Law firm, Day Pitney LLP, has released a warning to healthcare workers to be careful when disclosing Protected Health Information, even when asked to supply medical records to attorneys under subpoena.

A Connecticut Supreme Court ruling in November 2014 allowed a negligence claim to be filed against a healthcare provider for non-compliance with HIPAA Rules in relation to the disclosure of PHI to third parties. The court ruled that HIPAA Privacy Rules cover Protected Health Information even when that information is needed by attorneys, and requested through proper legal processes.

In Connecticut at least, PHI can only be made accesible under subpoena if certain criteria are in place. The court referred the Code of Federal Regulations, 45 C.F.R. § 164.512(e)(1)(ii) , which only allows the transfer of Protected Health Information if “satisfactory assurances” have been received that the person whose medical history has been requested has received a notice of the access request.

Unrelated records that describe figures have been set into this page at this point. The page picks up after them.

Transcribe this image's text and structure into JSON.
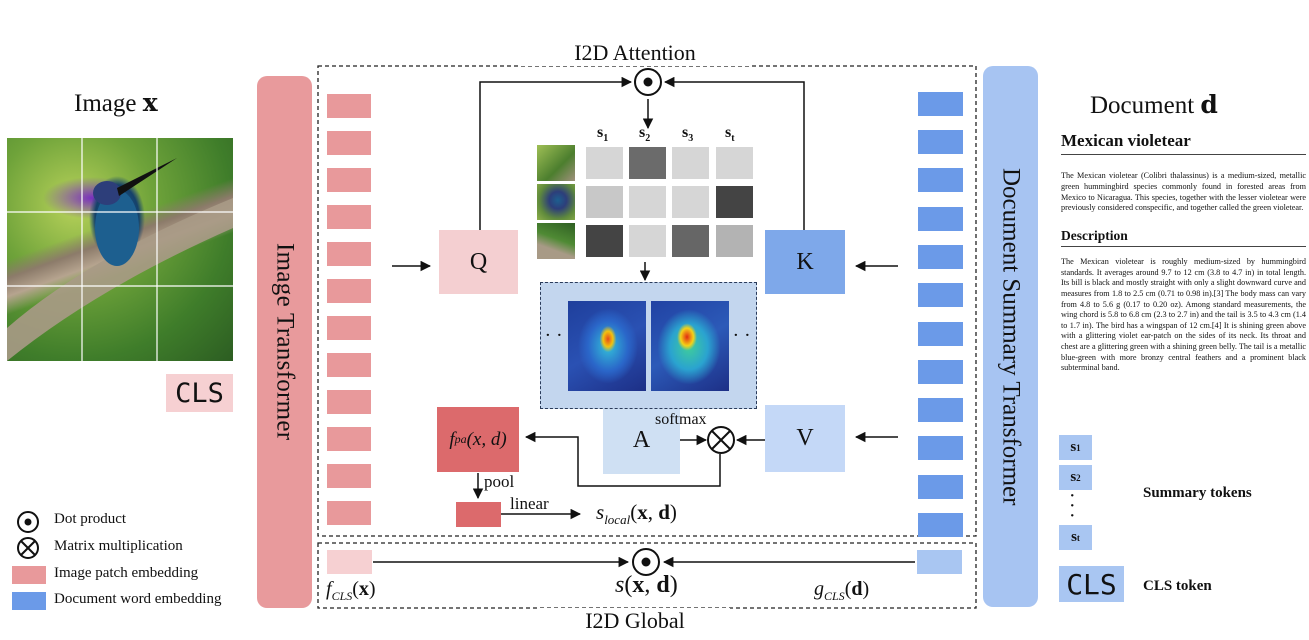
{
  "image_panel": {
    "title_prefix": "Image",
    "title_var": "x",
    "cls_label": "CLS"
  },
  "image_transformer": {
    "label": "Image Transformer"
  },
  "attention": {
    "title": "I2D Attention",
    "q_label": "Q",
    "k_label": "K",
    "v_label": "V",
    "a_label": "A",
    "summary_headers": [
      "s",
      "s",
      "s",
      "s"
    ],
    "summary_subs": [
      "1",
      "2",
      "3",
      "t"
    ],
    "softmax_label": "softmax",
    "fpa_func": "f",
    "fpa_sub": "pa",
    "fpa_args": "(x, d)",
    "pool_label": "pool",
    "linear_label": "linear",
    "s_local_func": "s",
    "s_local_sub": "local",
    "s_local_args": "(x, d)",
    "grid_shades": [
      [
        "#d6d6d6",
        "#6b6b6b",
        "#d6d6d6",
        "#d6d6d6"
      ],
      [
        "#c8c8c8",
        "#d6d6d6",
        "#d6d6d6",
        "#444444"
      ],
      [
        "#444444",
        "#d6d6d6",
        "#666666",
        "#b3b3b3"
      ]
    ]
  },
  "global": {
    "title": "I2D Global",
    "f_cls_func": "f",
    "f_cls_sub": "CLS",
    "f_cls_args": "(x)",
    "s_func": "s",
    "s_args": "(x, d)",
    "g_cls_func": "g",
    "g_cls_sub": "CLS",
    "g_cls_args": "(d)"
  },
  "doc_transformer": {
    "label": "Document Summary Transformer"
  },
  "document": {
    "title_prefix": "Document",
    "title_var": "d",
    "heading": "Mexican violetear",
    "intro": "The Mexican violetear (Colibri thalassinus) is a medium-sized, metallic green hummingbird species commonly found in forested areas from Mexico to Nicaragua. This species, together with the lesser violetear were previously considered conspecific, and together called the green violetear.",
    "section_heading": "Description",
    "description": "The Mexican violetear is roughly medium-sized by hummingbird standards. It averages around 9.7 to 12 cm (3.8 to 4.7 in) in total length. Its bill is black and mostly straight with only a slight downward curve and measures from 1.8 to 2.5 cm (0.71 to 0.98 in).[3] The body mass can vary from 4.8 to 5.6 g (0.17 to 0.20 oz). Among standard measurements, the wing chord is 5.8 to 6.8 cm (2.3 to 2.7 in) and the tail is 3.5 to 4.3 cm (1.4 to 1.7 in). The bird has a wingspan of 12 cm.[4] It is shining green above with a glittering violet ear-patch on the sides of its neck. Its throat and chest are a glittering green with a shining green belly. The tail is a metallic blue-green with more bronzy central feathers and a prominent black subterminal band.",
    "summary_token_label": "Summary tokens",
    "summary_tokens": [
      "s",
      "s",
      "s"
    ],
    "summary_token_subs": [
      "1",
      "2",
      "t"
    ],
    "summary_dots": "·\n·\n·",
    "cls_token": "CLS",
    "cls_token_label": "CLS token"
  },
  "legend": [
    {
      "icon": "dot",
      "label": "Dot product"
    },
    {
      "icon": "cross",
      "label": "Matrix multiplication"
    },
    {
      "icon": "pink",
      "label": "Image patch embedding"
    },
    {
      "icon": "blue",
      "label": "Document word embedding"
    }
  ],
  "colors": {
    "image_embed": "#e8999b",
    "doc_embed": "#6b9ae8",
    "image_transformer": "#e89a9c",
    "doc_transformer": "#a7c4f2",
    "q_box": "#f4cfd1",
    "k_box": "#7ea8ea",
    "v_box": "#c4d8f7",
    "a_box": "#cfe0f3",
    "fpa_box": "#dc6a6c",
    "pool_box": "#dc6a6c",
    "cls_image": "#f6d0d2",
    "cls_doc": "#a9c6f2",
    "token_bg": "#a9c6f2"
  }
}
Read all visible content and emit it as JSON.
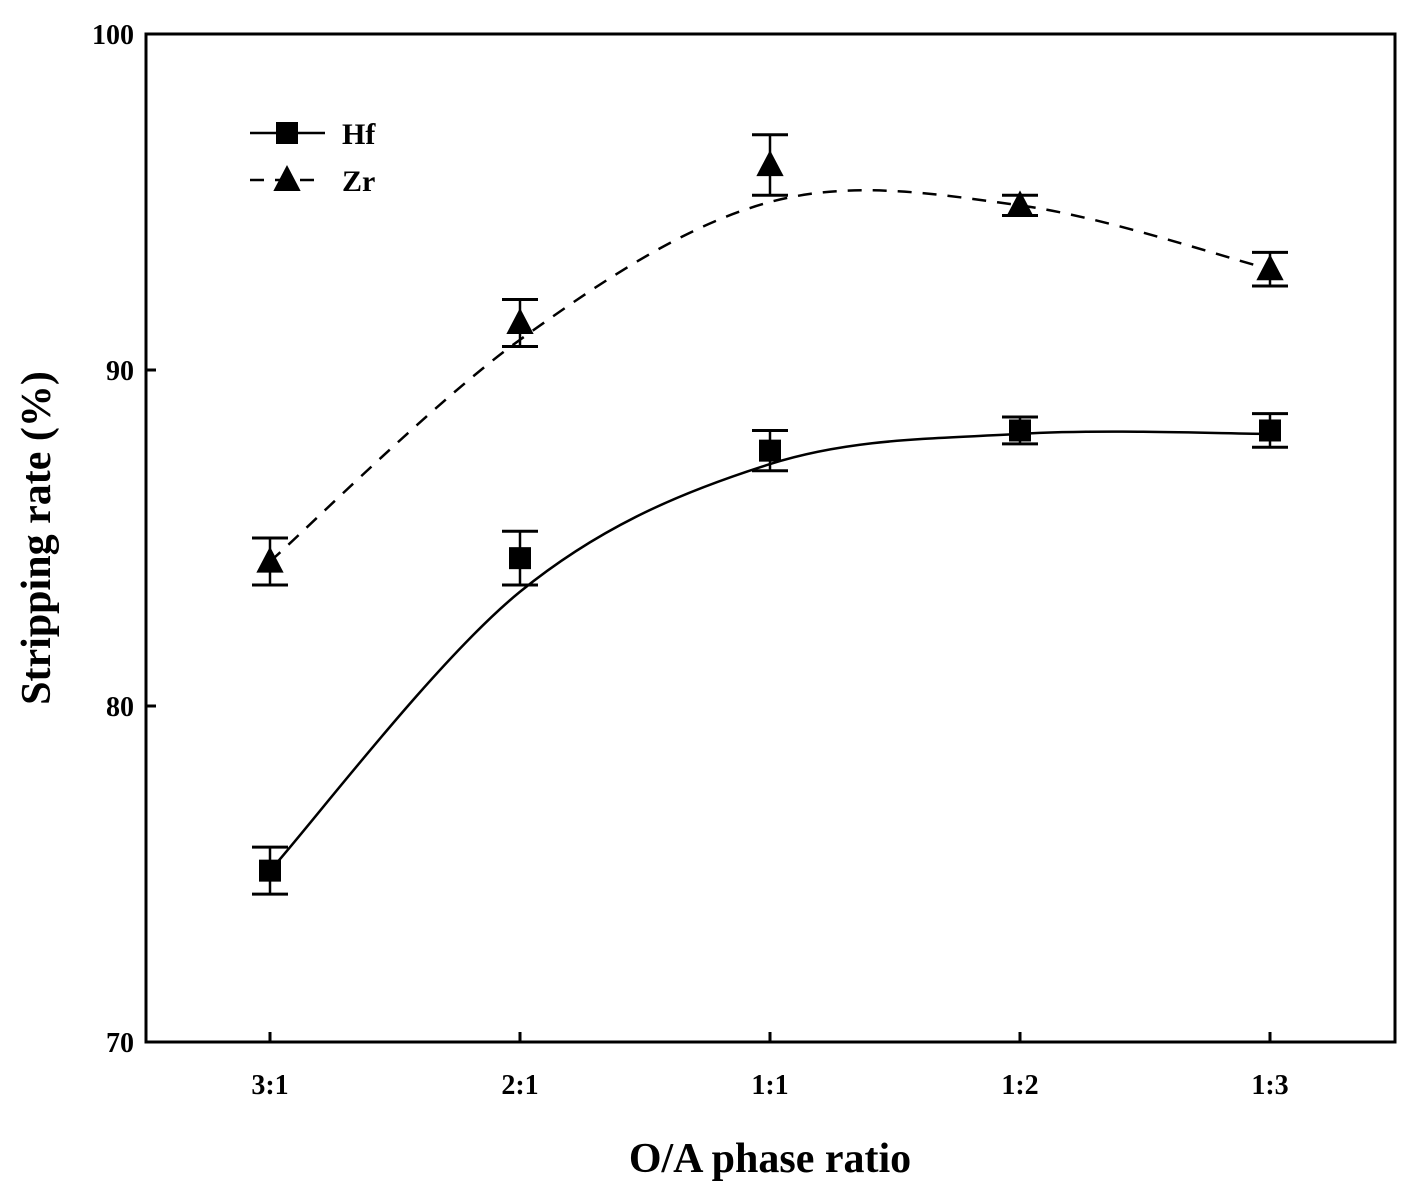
{
  "chart_data": {
    "type": "line",
    "title": "",
    "xlabel": "O/A phase ratio",
    "ylabel": "Stripping rate (%)",
    "categories": [
      "3:1",
      "2:1",
      "1:1",
      "1:2",
      "1:3"
    ],
    "ylim": [
      70,
      100
    ],
    "yticks": [
      70,
      80,
      90,
      100
    ],
    "grid": false,
    "legend_position": "top-left",
    "series": [
      {
        "name": "Hf",
        "marker": "square",
        "line_style": "solid",
        "values": [
          75.1,
          84.4,
          87.6,
          88.2,
          88.2
        ],
        "errors": [
          0.7,
          0.8,
          0.6,
          0.4,
          0.5
        ],
        "fit": [
          75.1,
          83.4,
          87.2,
          88.1,
          88.1
        ]
      },
      {
        "name": "Zr",
        "marker": "triangle",
        "line_style": "dashed",
        "values": [
          84.3,
          91.4,
          96.1,
          94.9,
          93.0
        ],
        "errors": [
          0.7,
          0.7,
          0.9,
          0.3,
          0.5
        ],
        "fit": [
          84.3,
          90.9,
          95.0,
          94.9,
          93.0
        ]
      }
    ]
  }
}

As referred to by Susan R. Huntington of Day Pitney, in order for PHI to be made available under HIPAA Regulations, the required “satisfactory assurances“ are as follows:

  1. Written notice has to have been submitted to the individual whose PHI has been requested
  2. Sufficient information must have been supplied to allow an objection to be raised; and
  3. Sufficient time given for an objection, if any, to be filed and for it to have been resolved or for confirmation to be received that there is no objection.

There is another way under which PHI can be released, while remaining compliant with HIPAA Rules.

Huntington said that in instances where a secure and qualified protective order has been made – and provided the party seeking PHI has made “reasonable efforts” to obtain a qualified protective order, under 45 C.F.R. §165.512(e)(1)(ii)(B), “satisfactory assurances” are:

  1. The parties involved have agreed to a qualified protective order; or alternatively
  2. The party looking to obtain the PHI has already requested a qualified protective order.

Huntington suggests that for healthcare providers to be able to respond propely to subpoenas, maintain HIPAA-compliance and adequately protect the privacy of patients, the easiest step to take is to call that patient and advice them about the subpoena and simply enquire if they object to the release of their PHI.

This gives the patient the opportunity to grant or refuse the subpoena, the issue can be dealt with quickly and efficiently, and HIPAA rules governing the disclosure of PHI can be adhered to. Should the request be authorized, the PHI can be released as per the organization’s – HIPAA-compliant – procedures. If access is denied, the party requesting the information can be informed and the records not provided.

Using the Connecticut ruling as a legal precedent, attorneys would be able to begin negligence lawsuits for patients seeking damages due to the disclosure of their PHI and for the emotional distress that was caused.

The healthcare industry is currently under examination following the massive data breaches at Community Health Systems, Anthem and Premera Blue Cross. It is therefore vitally important that all healthcare organizations are aware of the rules regarding the disclosure of PHI including how, to whom, and under what circumstances, PHI can be made accessible to unauthorized individuals in order to avoid both a HIPAA penalty for non-compliance and negligence lawsuits from individuals whose PHI has been made available.